Weitere Themenschwerpunkte der Entscheidung In der Entscheidung zeigte sich zudem ein weiteres gelegentlich auftretendes Problem. In den eingeholten medizinischen Stellungnahmen wurde teils angegeben, dass das Leistungsvermögen der Klägerin „nicht länger als sechs Stunden“ (Rn. 29) sei oder eine „über sechsstündige Tätigkeit“ (Rn. 30) nicht mehr möglich sei.
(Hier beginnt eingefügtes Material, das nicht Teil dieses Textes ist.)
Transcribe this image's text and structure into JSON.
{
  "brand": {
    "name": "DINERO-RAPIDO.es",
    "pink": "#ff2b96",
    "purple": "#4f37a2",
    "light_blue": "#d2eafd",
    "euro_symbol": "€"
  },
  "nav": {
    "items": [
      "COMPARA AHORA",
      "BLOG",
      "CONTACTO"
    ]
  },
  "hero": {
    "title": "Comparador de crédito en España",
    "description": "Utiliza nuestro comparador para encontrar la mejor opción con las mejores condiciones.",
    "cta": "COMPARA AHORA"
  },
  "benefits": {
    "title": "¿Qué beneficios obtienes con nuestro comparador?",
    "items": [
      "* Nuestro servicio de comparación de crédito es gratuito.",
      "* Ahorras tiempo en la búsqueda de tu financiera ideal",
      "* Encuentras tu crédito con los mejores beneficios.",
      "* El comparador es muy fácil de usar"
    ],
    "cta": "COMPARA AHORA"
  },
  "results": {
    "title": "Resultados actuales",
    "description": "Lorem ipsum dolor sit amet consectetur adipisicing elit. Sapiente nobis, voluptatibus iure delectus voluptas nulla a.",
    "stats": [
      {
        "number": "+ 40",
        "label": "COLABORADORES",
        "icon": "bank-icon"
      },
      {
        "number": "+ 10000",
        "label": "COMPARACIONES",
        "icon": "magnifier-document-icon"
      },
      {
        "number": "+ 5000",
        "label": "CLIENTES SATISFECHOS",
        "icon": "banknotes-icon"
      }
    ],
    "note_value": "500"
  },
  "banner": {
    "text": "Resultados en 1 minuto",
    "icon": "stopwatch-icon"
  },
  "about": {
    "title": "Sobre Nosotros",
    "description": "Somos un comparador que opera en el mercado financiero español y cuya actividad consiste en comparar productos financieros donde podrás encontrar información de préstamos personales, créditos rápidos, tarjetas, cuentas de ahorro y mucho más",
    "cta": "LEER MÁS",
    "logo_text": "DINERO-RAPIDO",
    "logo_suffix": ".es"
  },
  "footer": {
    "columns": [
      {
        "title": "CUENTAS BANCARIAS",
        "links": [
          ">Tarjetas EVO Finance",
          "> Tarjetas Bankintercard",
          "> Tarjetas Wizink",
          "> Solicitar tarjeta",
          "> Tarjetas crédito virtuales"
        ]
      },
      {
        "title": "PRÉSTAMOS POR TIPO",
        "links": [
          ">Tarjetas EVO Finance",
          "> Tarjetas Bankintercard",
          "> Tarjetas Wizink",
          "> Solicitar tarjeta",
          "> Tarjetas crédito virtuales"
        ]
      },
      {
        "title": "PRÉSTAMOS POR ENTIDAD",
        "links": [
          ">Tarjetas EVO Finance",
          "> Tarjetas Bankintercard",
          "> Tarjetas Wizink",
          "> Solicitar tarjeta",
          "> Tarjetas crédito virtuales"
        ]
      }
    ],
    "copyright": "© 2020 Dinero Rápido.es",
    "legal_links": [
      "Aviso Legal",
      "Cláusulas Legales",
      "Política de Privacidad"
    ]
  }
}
Eine Erwerbsminderung liegt hingegen nach § 43 Abs. 3 Halbsatz 1 SGB VI nur vor, wenn nicht mehr mindestens sechs Stunden täglich gearbeitet werden kann. Sofern nach den Feststellungen noch (einschließlich) sechs Stunden gearbeitet werden könne, scheidet eine Erwerbsminderung insofern aus. Hier wäre eine bessere Sensibilisierung bzw. Aufklärung der beauftragten Sachverständigen wünschenswert.